Generalised form factor dark matter in the Sun

TL;DR

This study explores how asymmetric dark matter with momentum and velocity-dependent interactions can influence solar energy transport, aiming to resolve the Solar Abundance Problem through detailed simulations and identifying promising parameter spaces.

Contribution

It introduces a comprehensive analysis of momentum and velocity-dependent dark matter interactions in the Sun, providing new models and detailed simulation results that improve solar model agreement.

Findings

Certain dark matter models significantly improve solar sound speed profile fit.

A 3-5 GeV dark matter particle with q^2 dependence yields >6σ improvement.

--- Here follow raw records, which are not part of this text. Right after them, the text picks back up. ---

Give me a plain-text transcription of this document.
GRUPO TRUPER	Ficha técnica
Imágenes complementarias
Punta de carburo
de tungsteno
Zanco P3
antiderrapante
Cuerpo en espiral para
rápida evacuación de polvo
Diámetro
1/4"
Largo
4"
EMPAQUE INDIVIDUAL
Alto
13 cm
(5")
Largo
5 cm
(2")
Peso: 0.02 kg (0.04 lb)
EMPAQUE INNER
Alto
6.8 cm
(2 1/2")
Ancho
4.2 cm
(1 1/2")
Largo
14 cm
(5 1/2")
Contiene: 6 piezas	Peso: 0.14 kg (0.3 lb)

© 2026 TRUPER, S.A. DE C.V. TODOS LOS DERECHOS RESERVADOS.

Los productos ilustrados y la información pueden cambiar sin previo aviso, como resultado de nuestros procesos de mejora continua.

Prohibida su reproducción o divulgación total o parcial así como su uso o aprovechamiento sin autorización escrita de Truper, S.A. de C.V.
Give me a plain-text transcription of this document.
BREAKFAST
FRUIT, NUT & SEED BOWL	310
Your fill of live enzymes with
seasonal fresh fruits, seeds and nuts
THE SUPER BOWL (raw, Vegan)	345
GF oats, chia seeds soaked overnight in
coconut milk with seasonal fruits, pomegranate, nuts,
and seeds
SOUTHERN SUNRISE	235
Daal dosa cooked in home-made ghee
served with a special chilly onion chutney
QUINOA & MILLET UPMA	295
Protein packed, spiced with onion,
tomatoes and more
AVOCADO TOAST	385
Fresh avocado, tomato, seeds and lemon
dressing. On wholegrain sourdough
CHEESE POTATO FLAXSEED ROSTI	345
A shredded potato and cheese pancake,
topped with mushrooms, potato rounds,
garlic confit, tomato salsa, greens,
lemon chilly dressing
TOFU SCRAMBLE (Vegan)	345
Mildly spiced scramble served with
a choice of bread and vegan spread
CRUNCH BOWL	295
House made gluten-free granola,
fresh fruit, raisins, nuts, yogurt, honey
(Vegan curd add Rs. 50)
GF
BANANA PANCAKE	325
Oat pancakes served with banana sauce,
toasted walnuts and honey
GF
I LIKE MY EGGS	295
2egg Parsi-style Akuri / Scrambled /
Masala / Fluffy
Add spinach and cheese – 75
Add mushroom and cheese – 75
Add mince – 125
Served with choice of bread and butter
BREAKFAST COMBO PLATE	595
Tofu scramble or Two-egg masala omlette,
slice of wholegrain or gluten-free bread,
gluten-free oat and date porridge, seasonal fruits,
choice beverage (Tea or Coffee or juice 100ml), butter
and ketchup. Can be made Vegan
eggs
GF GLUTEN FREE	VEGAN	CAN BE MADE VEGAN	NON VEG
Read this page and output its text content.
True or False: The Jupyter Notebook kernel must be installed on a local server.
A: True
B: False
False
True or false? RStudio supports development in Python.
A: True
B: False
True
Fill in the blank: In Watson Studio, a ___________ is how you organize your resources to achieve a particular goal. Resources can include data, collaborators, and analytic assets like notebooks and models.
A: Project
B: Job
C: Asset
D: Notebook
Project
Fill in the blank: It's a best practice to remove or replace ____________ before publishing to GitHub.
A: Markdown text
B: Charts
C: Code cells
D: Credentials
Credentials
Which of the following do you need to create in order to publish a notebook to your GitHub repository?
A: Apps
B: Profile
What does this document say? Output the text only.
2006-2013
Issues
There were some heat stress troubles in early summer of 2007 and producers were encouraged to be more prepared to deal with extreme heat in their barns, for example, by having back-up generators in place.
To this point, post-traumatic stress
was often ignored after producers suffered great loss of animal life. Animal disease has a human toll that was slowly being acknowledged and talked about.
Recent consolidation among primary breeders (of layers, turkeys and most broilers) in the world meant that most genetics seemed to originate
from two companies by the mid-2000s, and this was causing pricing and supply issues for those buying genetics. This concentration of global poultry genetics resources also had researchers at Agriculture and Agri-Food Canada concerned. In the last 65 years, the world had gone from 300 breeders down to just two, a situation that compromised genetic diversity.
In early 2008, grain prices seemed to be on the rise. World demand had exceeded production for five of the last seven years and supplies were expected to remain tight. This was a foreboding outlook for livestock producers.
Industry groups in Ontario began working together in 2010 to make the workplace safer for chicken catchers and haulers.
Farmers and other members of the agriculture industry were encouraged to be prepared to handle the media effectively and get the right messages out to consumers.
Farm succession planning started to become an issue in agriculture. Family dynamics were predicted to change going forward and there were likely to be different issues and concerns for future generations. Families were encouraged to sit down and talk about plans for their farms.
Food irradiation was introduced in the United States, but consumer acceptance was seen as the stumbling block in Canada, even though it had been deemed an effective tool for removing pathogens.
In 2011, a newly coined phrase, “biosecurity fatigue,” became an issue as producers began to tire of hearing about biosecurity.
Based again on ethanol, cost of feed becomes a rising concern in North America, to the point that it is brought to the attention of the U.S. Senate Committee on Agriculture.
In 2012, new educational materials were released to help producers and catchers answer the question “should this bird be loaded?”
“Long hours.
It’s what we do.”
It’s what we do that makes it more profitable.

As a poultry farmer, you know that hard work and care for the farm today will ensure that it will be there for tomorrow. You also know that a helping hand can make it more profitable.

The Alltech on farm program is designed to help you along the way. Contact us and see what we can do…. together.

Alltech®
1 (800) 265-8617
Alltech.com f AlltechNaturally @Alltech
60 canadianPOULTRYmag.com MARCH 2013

Most models that fit sound speed data worsen neutrino flux predictions.

Abstract

We study the effects of energy transport in the Sun by asymmetric dark matter with momentum and velocity-dependent interactions, with an eye to solving the decade-old Solar Abundance Problem. We study effective theories where the dark matter-nucleon scattering cross-section goes as $v_{\rm rel}^{2n}$ and $q^{2n}$ with $n = -1, 0, 1 $ or $2$, where $v_{\rm rel}$ is the dark matter-nucleon relative velocity and $q$ is the momentum exchanged in the collision. Such cross-sections can arise generically as leading terms from the most basic nonstandard DM-quark operators. We employ a high-precision solar simulation code to study the impact on solar neutrino rates, the sound speed profile, convective zone depth, surface helium abundance and small frequency separations. We find that the majority of models that improve agreement with the observed sound speed profile and depth of the convection zone also reduce neutrino fluxes beyond the level that can be reasonably accommodated by measurement and theory errors. However, a few specific points in parameter space yield a significant overall improvement. A 3-5 GeV DM particle with $\sigma_{SI} \propto q^2$ is particularly appealing, yielding more than a $6\sigma$ improvement with respect to standard solar models, while being allowed by direct detection and collider limits. We provide full analytical capture expressions for $q$- and $v_{\rm rel}$-dependent scattering, as well as complete likelihood tables for all models.